Dog’s Movie House: “Megalopolis” Ambitous, Hopeful, Frustrating, Yet Endlessly Watchable!
“Megalopolis” is set in an unknown time in a city called “New Rome.” It’s clearly New York, but Coppola dives full bore into the Roman aesthetic to illustrate the parallels between the fall of the Roman Empire and slow decline of American society. Our main character is an influential architect named Cesar Catilina (Adam Driver), a driven man obsessed with using a newly formed substance called Megalon (sounds like a Transformer, doesn’t it?) to create a living city called Megalopolis. He also has the ability to stop and start time with a simple command (although it’s never explained how he aquired these powers) He’s the head of an organization called the Design Authority, and he is constantly butting heads with New Rome’s beseiged Mayor Cicero (Giancarlo Esposito). To make matters even more tense, Cesar has fallen in love with Cicero’s daughter Julia (Nathalie Emmanuel) and is surrounded with enemies trying to bring him down, such as cousin Clodio Putcher (Shia LeBeouf) and former lover turned scorned power broker Wow Platinum (Aubrey Plaza), who marries the old yet powerful Hamilton Crassus III (Jon Voight) just to screw with her former lover. All of this is narrarated by Cesar’s assistant, Fundi Romaine (Laurence Fishburne) who recites like he’s planning a tell-all book one day.
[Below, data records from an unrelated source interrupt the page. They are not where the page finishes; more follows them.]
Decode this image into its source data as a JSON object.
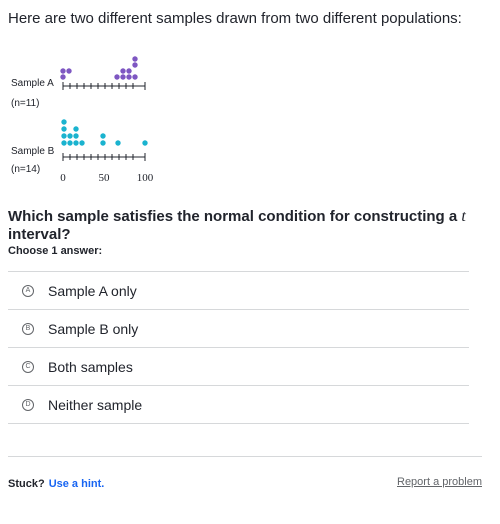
{
  "question": "Here are two different samples drawn from two different populations:",
  "plot": {
    "sample_a_label": "Sample A",
    "sample_a_n": "(n=11)",
    "sample_b_label": "Sample B",
    "sample_b_n": "(n=14)",
    "axis_ticks": [
      "0",
      "50",
      "100"
    ],
    "sample_a_color": "#7e57c2",
    "sample_b_color": "#1ab3cf"
  },
  "prompt": {
    "before": "Which sample satisfies the normal condition for constructing a",
    "var": "t",
    "after": "interval?"
  },
  "choose_label": "Choose 1 answer:",
  "choices": [
    {
      "letter": "A",
      "text": "Sample A only"
    },
    {
      "letter": "B",
      "text": "Sample B only"
    },
    {
      "letter": "C",
      "text": "Both samples"
    },
    {
      "letter": "D",
      "text": "Neither sample"
    }
  ],
  "footer": {
    "stuck": "Stuck?",
    "hint": "Use a hint.",
    "report": "Report a problem"
  }
}
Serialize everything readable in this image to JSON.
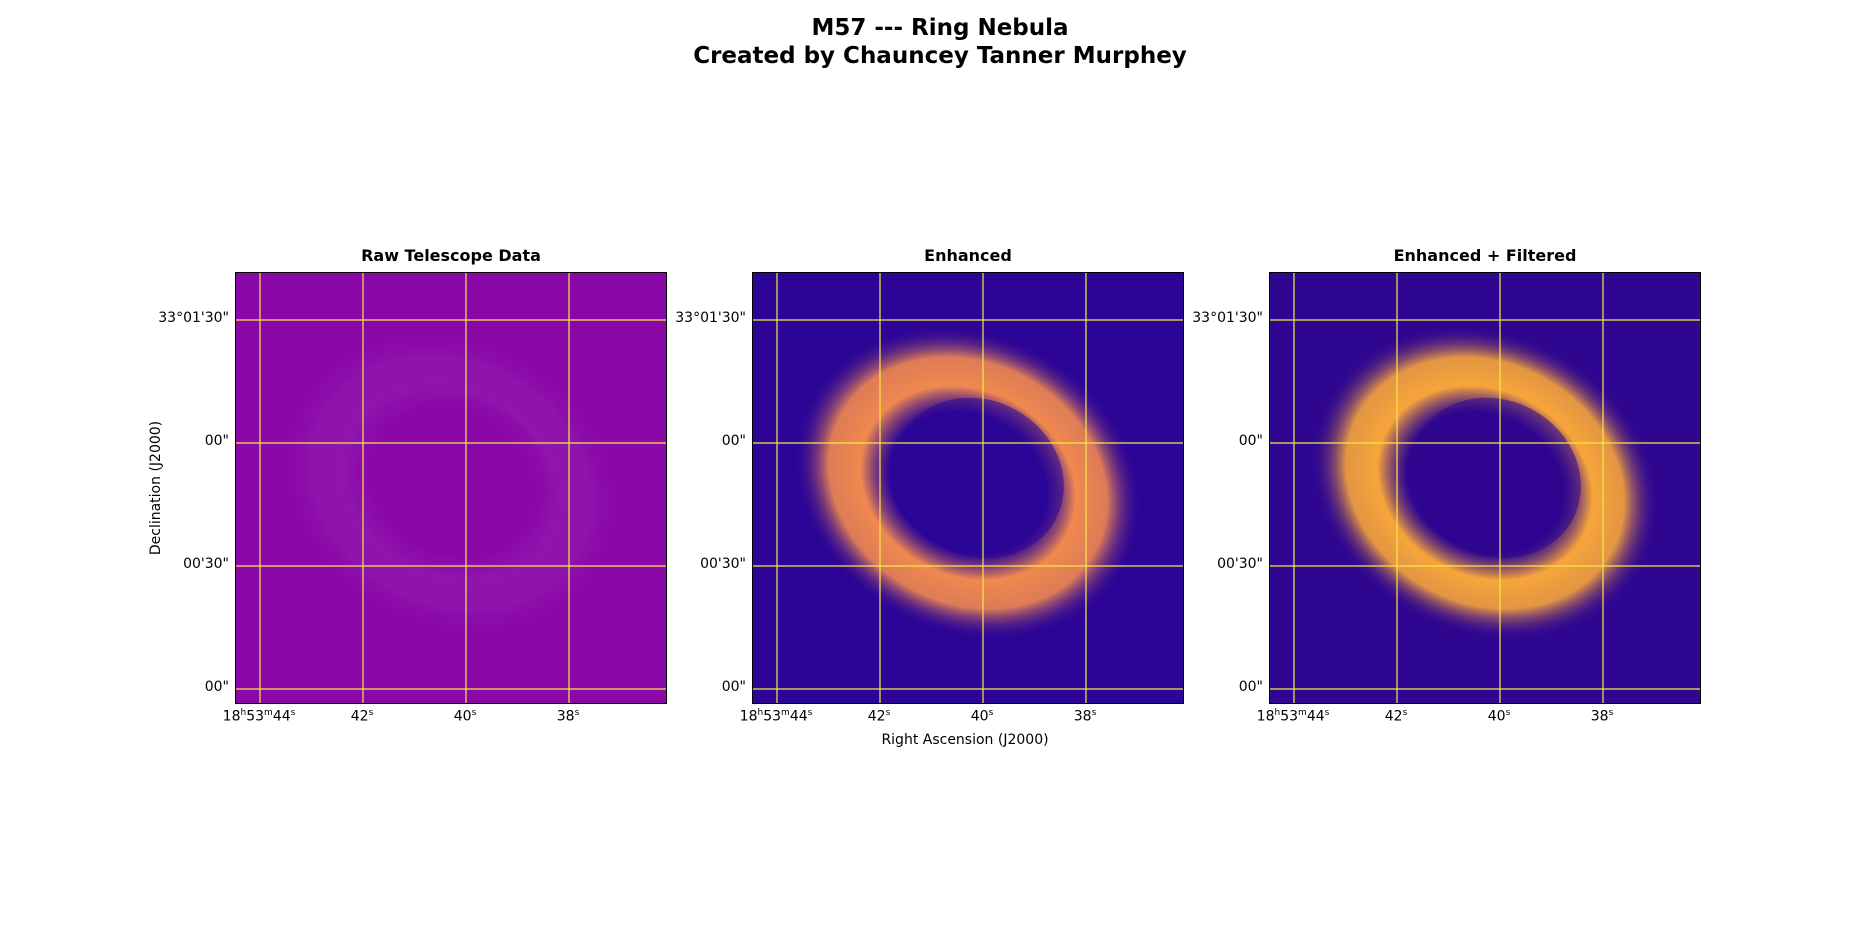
{
  "figure": {
    "title_line1": "M57 --- Ring Nebula",
    "title_line2": "Created by Chauncey Tanner Murphey",
    "xlabel": "Right Ascension (J2000)",
    "ylabel": "Declination (J2000)",
    "grid_color": "#f5e84a",
    "panels": [
      {
        "title": "Raw Telescope Data",
        "background": "#8a07a8",
        "ring": "#9b2fb5",
        "ring_opacity": 0.35
      },
      {
        "title": "Enhanced",
        "background": "#2c0596",
        "ring": "#f0894f",
        "ring_opacity": 1.0
      },
      {
        "title": "Enhanced + Filtered",
        "background": "#2f0690",
        "ring": "#f7a53a",
        "ring_opacity": 1.0
      }
    ],
    "yticks": [
      "33°01'30\"",
      "00\"",
      "00'30\"",
      "00\""
    ],
    "xticks": [
      "18h53m44s",
      "42s",
      "40s",
      "38s"
    ]
  }
}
Based on that description alone, “Megalopolis” sounds like it should be a straightforward story about a fractious family trying to outdo one another by any means possible. (Sort of a “Godfather” set in the future, right?) But Coppola has a lot more on his mind than simply family confllict. His film is filled with big ideas, so many in fact that they seem to jostle against each other like over eager patrons in a crowded elevator. Coppola also fills “Megalopolis” with so much crazy imagery that the lines between allegory and straightforward narrative are blurred to the point of cinematic anarchy at times.
I understand what Coppola is trying to do, I really do, but the long gestating passion project seems to serve as a surplus of potential riches for him and the film is a mess because of it. There is a poignant message about the everlasting hope for the human condition despite the many terrible aspects about humanity, yet the film indulges in these terrible events for so much of “Megalopolis'” run time that the effect of said message feels diluted or prefunctory somehow. For example, there is an inordinate amount of time spent at a lavish party held at Madison Square Garden celebrating the marriage of Crassus III and Wow Platinum. I know it’s meant to further the parallel between the Roman Empire and American Society but it goes on waaay to long and has too many moments that seem self-indulgent. A drunk Cesar repeating a couple of his mantras for ten-plus minutes while hallucinating is way too much for this moviegoer.
Coppola’s incredible cast hams up some his rather goofy dialogue, with Driver doing his best to bring some warmth to the cold, calculating Cesar. Esposito is his usual charismatic self as Cicero, but his best scenes involve the interactions between him and his daughter Juila. It helps that Emmanuel serves as the beating heart of the film and the one character you can actually root for. Plaza and LeBeouf are a hoot as the villains, but are one-note enough that it’s difficult to care about either of them. Talia Shire, Dustin Hoffman, Voight and Fishburne all do decent enough work but again, thin characterizations hamper the effectiveness of their performances.
Even in his eighties, Coppola remains a talented director, and as a result, “Megalopolis” is never boring. But it is frustrating as hell, especially when it seems to be working toward some narrative cohesion only to turn left and indulge itself in another series of odd, if beautiful, hallucinatory and surreal images. “Megalopolis” may not be a big hit, but it’s a film cinephiles will probably be debating for years. Casual moviegoers are more likely to exclaim “What the hell did I just watch?” 3 Out Of 5 On Kendog’s Barkometer! So Sayeth The Kendog!